A lone warrior in sci-fi armor stands in front of a large alien with giant tusks.

Picture: Bungie

Bungie was served a bit of a loss this week in its ongoing legal war against scammers and sellers. On Wednesday, a federal judge rejected Bungie’s claim of copyright infringement against the AimJunkies website, while agreeing with the cheat seller’s legal defense that Fate the publisher’s other, non-trademark claims should skip the court and be settled through arbitration. However, this is not the end of the matter.

As reported by TorrentFreakU.S. District Court Judge Thomas Zilly has sided with AimJunkies and its legal team and rejected Bungie’s claims of copyright infringement towards the side after Fate maker failed to show that AimJunkies had actually copied anything.

“It is noteworthy that Bungie has not relied on any facts explaining how the fraudulent software constitutes an unauthorized copy of any of the copyrighted works identified in the complaint,” Judge Zilly wrote. “Bungie’s complaint must contain more than a ‘formal recitation of the elements of a case.’
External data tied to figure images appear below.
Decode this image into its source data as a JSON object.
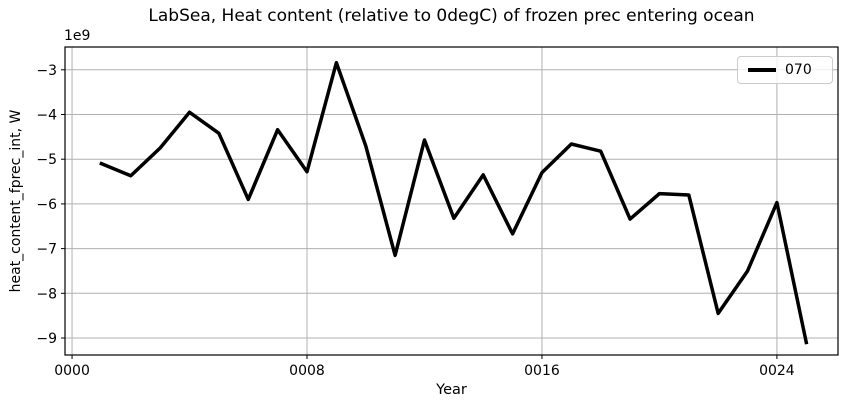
{
  "chart_data": {
    "type": "line",
    "title": "LabSea, Heat content (relative to 0degC) of frozen prec entering ocean",
    "xlabel": "Year",
    "ylabel": "heat_content_fprec_int, W",
    "y_offset_text": "1e9",
    "y_unit_note": "values are in units of 1e9 W (axis multiplier 1e9)",
    "grid": true,
    "legend_position": "upper right",
    "xlim": [
      -0.24,
      26.08
    ],
    "ylim": [
      -9.38,
      -2.49
    ],
    "x_ticks": [
      0,
      8,
      16,
      24
    ],
    "x_tick_labels": [
      "0000",
      "0008",
      "0016",
      "0024"
    ],
    "y_ticks": [
      -3,
      -4,
      -5,
      -6,
      -7,
      -8,
      -9
    ],
    "y_tick_labels": [
      "−3",
      "−4",
      "−5",
      "−6",
      "−7",
      "−8",
      "−9"
    ],
    "x": [
      1,
      2,
      3,
      4,
      5,
      6,
      7,
      8,
      9,
      10,
      11,
      12,
      13,
      14,
      15,
      16,
      17,
      18,
      19,
      20,
      21,
      22,
      23,
      24,
      25
    ],
    "series": [
      {
        "name": "070",
        "color": "#000000",
        "linewidth": 3.5,
        "values": [
          -5.1,
          -5.37,
          -4.75,
          -3.95,
          -4.42,
          -5.9,
          -4.34,
          -5.28,
          -2.84,
          -4.7,
          -7.15,
          -4.57,
          -6.32,
          -5.35,
          -6.67,
          -5.3,
          -4.66,
          -4.82,
          -6.34,
          -5.77,
          -5.8,
          -8.45,
          -7.5,
          -5.97,
          -9.1
        ]
      }
    ],
    "colors": {
      "line": "#000000",
      "grid": "#b0b0b0",
      "spine": "#000000",
      "legend_border": "#cccccc",
      "background": "#ffffff"
    }
  }
}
Bungie is allowed to correct his copyright claim and add more evidence, but at least so far the judge has rejected it completely.

Read more: Riot And Bungie Go After Valorant And Fate 2 Cheating sellers in joint lawsuit

Judge Zilly similarly agreed with AimJunkies regarding many other allegations in Bungie’s lawsuit regarding breach of contract, harmful interference and unfair enrichment. The judge referred all non-trademark claims to arbitration, which is consistent Bungie’s own licensing agreement. This agreement explained that apart from copyright disputes and trademarks, all other legal disputes were to be resolved by mandatory arbitration. Last year, AimJunkies argued against much of Bungie’s lawsuit, pointing to the agreement’s mandatory arbitration clause as part of its defense. Now it appears that Judge Zilly is on the side of the cheating sellers, proposing that both parties find a solution to the non-trademark and copyright disputes out of court.

Kotaku contacted Bungie about the recent layoffs and Judge Zilly’s decisions.

But while AimJunkies may be happy with these decisions and layoffs, the case is not over. Bungie’s allegations that the site violated trademark laws were left intact, with the judge agreeing that Bungie’s other allegations are “adequately stated” and that the case may proceed based on the remaining allegations. These other allegations include trademark infringement and false claims.

AimJunkies has reportedly told TorrentFreak that it does not comment on the matter yet. However, the owner of the site explained that they are in the final stages of selling the company to a group of investors in Ukraine.